Selective repression of RET proto-oncogene in medullary thyroid carcinoma by a natural alkaloid berberine.

BACKGROUND: The gain-of-function mutation of the RET proto-oncogene, which encodes a receptor tyrosine kinase, is strongly associated with the development of several medullary thyroid carcinomas (MTCs). Thus, the RET protein has been explored as an excellent target for progressive and advanced MTC. In this study we have demonstrated a therapeutic strategy for MTC by suppressing the transcription of RET proto-oncogene though the stabilization of G-quadruplex structure formed on the promoter region of this gene using a natural product berberine. METHODS: Medullary thyroid carcinoma (MTC) TT cell line has been used to evaluate the effects of berberine on RET expression and its downstream signaling pathways. The specificity of berberine was demonstrated by using the papillary thyroid carcinoma TPC1 cell line, which lacks the G-quadruplex forming sequence on the RET promoter region due to chromosomal rearrangement. RESULTS: Berberine suppressed the RET expression by more than 90 % in MTC TT cells at a concentration of 2.5 µg/ml with minimal effect on the TPC1 cells. Canadine, which is a structural analogue of berberine, showed little interaction with RET G-quadruplex and also had no effect on RET expression in MTC TT cells. The down-regulation of RET with berberine further inhibited the cell proliferation through cell cycle arrest and activation of apoptosis in TT cells, which was confirmed by a 2-fold increase in the caspase-3 activity and the down-regulation of cell-cycle regulatory proteins. CONCLUSION: Our data strongly suggest that the G-quadruplex forming region and the stabilization of this structure play a critical role in mediating the repressive effect of berberine on RET transcription.

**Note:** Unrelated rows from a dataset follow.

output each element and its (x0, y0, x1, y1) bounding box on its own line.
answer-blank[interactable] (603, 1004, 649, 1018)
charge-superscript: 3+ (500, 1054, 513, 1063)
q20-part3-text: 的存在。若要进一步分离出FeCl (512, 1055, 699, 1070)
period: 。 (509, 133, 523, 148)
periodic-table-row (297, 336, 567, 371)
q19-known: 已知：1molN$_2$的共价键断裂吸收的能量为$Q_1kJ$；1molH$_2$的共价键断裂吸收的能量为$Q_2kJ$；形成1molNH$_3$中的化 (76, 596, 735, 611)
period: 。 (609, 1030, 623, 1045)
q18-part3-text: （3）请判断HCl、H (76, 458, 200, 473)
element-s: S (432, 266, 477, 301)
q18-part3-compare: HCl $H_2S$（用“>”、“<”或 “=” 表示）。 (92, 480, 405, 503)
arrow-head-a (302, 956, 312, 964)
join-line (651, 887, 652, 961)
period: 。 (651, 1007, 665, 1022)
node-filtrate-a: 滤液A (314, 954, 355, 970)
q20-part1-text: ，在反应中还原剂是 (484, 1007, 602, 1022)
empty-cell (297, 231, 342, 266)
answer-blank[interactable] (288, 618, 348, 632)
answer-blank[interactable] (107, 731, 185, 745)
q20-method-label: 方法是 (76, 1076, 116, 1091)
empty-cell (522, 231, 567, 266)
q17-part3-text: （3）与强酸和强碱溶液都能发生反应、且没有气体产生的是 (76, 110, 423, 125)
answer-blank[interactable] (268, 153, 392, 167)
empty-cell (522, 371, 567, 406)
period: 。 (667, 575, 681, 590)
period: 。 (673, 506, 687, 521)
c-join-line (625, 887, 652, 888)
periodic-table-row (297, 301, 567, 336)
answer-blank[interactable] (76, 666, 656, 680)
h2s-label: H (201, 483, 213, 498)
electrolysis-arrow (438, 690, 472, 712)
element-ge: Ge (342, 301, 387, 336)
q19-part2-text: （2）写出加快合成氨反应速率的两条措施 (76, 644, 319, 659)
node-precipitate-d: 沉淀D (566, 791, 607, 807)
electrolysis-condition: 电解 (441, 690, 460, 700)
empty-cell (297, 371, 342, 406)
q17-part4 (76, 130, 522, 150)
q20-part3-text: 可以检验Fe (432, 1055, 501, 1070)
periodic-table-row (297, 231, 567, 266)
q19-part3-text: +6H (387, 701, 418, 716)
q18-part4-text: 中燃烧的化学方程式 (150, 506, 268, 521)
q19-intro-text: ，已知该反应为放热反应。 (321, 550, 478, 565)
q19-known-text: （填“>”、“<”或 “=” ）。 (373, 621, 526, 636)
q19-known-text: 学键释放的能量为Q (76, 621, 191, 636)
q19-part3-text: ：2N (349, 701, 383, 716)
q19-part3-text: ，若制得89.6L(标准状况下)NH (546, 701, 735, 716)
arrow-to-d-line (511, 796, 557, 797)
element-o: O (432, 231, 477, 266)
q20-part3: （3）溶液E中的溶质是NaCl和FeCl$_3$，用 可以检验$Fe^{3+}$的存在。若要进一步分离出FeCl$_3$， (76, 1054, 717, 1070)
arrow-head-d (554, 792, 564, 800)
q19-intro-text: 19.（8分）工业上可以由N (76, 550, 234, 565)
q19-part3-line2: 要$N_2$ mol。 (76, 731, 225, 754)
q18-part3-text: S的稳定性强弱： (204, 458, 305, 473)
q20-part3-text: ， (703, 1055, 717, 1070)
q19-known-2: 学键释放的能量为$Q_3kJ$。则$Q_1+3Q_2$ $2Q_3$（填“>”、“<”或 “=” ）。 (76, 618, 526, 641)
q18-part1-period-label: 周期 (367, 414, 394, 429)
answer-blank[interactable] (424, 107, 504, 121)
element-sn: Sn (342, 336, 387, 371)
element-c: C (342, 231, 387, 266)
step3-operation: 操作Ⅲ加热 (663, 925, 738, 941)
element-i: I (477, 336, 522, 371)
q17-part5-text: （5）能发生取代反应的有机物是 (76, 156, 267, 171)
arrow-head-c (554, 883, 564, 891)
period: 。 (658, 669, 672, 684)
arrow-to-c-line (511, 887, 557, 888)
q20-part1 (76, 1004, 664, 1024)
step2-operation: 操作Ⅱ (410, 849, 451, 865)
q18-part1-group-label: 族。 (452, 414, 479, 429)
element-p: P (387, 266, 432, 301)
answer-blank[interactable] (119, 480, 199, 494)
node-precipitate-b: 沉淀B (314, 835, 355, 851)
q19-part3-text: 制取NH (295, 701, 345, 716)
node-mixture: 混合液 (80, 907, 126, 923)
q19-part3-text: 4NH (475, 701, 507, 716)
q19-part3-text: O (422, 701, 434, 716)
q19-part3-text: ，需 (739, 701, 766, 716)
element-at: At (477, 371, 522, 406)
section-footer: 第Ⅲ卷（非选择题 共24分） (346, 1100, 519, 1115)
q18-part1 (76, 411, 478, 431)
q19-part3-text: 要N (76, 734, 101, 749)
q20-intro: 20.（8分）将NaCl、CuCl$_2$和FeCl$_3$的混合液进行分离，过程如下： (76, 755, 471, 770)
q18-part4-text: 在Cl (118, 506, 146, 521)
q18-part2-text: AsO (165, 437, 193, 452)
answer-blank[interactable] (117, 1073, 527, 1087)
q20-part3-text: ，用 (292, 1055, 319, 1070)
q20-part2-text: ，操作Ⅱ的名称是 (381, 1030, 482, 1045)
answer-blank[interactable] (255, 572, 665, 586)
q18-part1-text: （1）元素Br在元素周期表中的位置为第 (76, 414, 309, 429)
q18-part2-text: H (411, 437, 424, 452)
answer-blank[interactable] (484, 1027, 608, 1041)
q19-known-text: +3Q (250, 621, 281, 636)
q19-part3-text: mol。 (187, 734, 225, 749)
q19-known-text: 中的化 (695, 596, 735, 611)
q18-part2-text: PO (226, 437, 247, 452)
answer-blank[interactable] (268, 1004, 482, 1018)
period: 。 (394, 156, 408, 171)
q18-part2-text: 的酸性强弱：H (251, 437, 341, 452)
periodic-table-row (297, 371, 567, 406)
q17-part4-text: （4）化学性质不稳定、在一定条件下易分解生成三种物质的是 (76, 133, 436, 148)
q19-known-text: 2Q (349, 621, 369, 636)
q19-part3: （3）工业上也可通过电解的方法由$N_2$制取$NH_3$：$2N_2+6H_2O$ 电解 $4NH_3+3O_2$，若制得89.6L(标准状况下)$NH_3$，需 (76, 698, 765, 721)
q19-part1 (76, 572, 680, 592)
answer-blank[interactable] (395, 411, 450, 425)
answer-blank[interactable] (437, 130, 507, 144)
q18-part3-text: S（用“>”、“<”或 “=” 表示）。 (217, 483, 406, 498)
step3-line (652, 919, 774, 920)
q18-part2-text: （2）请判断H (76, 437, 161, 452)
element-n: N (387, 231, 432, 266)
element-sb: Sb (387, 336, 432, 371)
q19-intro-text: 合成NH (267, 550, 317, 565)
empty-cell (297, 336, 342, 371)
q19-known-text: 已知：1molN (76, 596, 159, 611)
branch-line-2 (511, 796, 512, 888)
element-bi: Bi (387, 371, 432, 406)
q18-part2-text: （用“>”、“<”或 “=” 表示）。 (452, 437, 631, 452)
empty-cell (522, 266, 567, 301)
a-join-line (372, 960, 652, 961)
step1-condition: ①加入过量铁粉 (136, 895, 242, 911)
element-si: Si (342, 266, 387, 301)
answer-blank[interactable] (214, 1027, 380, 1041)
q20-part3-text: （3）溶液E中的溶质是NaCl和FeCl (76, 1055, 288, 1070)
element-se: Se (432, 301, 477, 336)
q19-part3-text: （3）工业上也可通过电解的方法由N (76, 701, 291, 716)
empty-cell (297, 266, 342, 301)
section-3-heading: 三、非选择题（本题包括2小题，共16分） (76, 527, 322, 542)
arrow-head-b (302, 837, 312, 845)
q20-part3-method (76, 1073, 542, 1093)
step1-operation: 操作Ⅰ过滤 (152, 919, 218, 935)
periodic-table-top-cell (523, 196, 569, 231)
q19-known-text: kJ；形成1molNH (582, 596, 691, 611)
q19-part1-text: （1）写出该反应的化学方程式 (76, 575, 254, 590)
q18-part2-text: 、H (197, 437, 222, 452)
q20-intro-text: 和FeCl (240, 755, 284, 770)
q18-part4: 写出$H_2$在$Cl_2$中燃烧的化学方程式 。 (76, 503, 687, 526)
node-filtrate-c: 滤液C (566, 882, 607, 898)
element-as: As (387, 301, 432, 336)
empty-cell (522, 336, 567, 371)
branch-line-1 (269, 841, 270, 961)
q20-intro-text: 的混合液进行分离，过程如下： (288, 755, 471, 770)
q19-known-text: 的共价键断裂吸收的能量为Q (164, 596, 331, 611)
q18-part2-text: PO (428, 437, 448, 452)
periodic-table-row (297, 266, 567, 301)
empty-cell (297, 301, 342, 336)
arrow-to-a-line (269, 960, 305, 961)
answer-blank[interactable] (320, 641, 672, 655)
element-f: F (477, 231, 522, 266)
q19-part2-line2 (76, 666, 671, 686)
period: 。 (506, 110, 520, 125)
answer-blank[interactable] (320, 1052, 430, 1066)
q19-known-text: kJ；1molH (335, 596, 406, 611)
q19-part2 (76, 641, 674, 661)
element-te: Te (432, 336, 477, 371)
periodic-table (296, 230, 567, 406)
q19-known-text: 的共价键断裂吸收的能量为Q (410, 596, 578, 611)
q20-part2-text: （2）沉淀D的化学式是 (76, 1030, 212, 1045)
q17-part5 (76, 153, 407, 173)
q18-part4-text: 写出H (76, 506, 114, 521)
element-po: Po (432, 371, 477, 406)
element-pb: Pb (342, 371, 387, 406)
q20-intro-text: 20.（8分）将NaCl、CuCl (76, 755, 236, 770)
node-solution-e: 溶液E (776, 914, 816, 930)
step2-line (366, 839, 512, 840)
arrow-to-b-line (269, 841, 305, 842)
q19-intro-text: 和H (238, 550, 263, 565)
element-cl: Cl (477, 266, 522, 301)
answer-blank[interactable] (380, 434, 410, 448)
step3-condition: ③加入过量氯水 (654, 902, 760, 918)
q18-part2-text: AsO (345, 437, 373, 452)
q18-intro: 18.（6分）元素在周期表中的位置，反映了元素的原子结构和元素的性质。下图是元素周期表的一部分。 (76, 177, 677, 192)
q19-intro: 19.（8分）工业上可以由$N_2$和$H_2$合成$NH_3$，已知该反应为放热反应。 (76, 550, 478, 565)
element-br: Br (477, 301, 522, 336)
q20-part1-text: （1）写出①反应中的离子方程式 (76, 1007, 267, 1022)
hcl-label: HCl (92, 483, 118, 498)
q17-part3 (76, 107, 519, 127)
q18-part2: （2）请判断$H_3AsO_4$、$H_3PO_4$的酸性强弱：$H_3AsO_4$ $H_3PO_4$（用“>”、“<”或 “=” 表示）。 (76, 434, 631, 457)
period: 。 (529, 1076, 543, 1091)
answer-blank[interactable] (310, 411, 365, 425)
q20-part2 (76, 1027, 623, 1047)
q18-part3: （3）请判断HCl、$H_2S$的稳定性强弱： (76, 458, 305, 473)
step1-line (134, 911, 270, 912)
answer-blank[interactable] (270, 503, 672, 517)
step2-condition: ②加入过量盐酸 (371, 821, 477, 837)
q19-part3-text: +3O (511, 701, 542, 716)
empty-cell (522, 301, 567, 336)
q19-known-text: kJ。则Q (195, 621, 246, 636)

Salinomycin and its derivatives as potent RET transcriptional inhibitors for the treatment of medullary thyroid carcinoma.

Rearranged during transfection kinase (RET) is a validated molecular target in medullary thyroid cancer (MTC), as activating mutations in RET are often associated with the development of MTC. The present study reports the first preclinical characterization of salinomycin and selected analogs as potent RET transcriptional inhibitors. Reverse transcription­PCR and immunoblotting revealed that salinomycin profoundly decreased RET expression in the TT human MTC cell line by inhibiting RET transcription. Moreover, salinomycin resulted in remarkable anti­proliferative activity against MTC that is driven by RET (gain of function mutation) by selectively inhibiting the intracellular PI3K/Akt/mTOR signaling pathway. Also, flow cytometry and fluorescence­activated cell sorting showed that salinomycin induces G1 phase arrest and apoptosis by reducing the expression of retinoblastoma protein, E2F1, cyclin D and CDK4. The structure­activity relationship of salinomycin was investigated in this study. Some of the salinomycin derivatives showed the ability to reduce RET expression where others fail to alter RET expression. These results suggest that the RET­suppressing effect of salinomycin may be largely attributed to disruption of the Wnt pathway, presumably through interference with the ternary LRP6­Frizzled­Wnt complex. Furthermore, these findings support the further preclinical evaluation of salinomycin and its analogs as a promising new class of therapeutic agents for the improved treatment of MTC.

Demonstration of a potent RET transcriptional inhibitor for the treatment of medullary thyroid carcinoma based on an ellipticine derivative.

Dominant-activating mutations in the RET (rearranged during transfection) proto-oncogene, which encodes a receptor tyrosine kinase, is often associated with the development of medullary thyroid carcinoma (MTC). The proximal promoter region of the RET gene consists of a guanine-rich sequence containing five runs of three consecutive guanine residues that serve as the binding site for transcriptional factors. As we have recently shown, this stretch of nucleotides in the promoter region is highly dynamic in nature and tend to form non-B DNA secondary structures called G-quadruplexes, which suppress the transcription of the RET gene. In the present study, ellipticine and its derivatives were identified as excellent RET G-quadruplex stabilizing agents. Circular dichroism (CD) spectroscopic studies revealed that the incorporation of a piperidine ring in an ellipticine derivative, NSC311153 improves its binding with the G-quadruplex structure and the stability induced by this compound is more potent than ellipticine. Furthermore, this compound also interfered with the transcriptional mechanism of the RET gene in an MTC derived cell line, TT cells and significantly decreased the endogenous RET protein expression. We demonstrated the specificity of NSC311153 by using papillary thyroid carcinoma (PTC) cells, the TPC1 cell line which lacks the G-quadruplex forming sequence in the promoter region due to chromosomal rearrangement. The RET downregulation selectively suppresses cell proliferation by inhibiting the intracellular Raf/MEK/ERK and PI3K/Akt/mTOR signaling pathways in the TT cells. In the present study, we also showed that the systemic administration of a water soluble NSC311153 analog in a mouse MTC xenograft model inhibited the tumor growth through RET downregulation.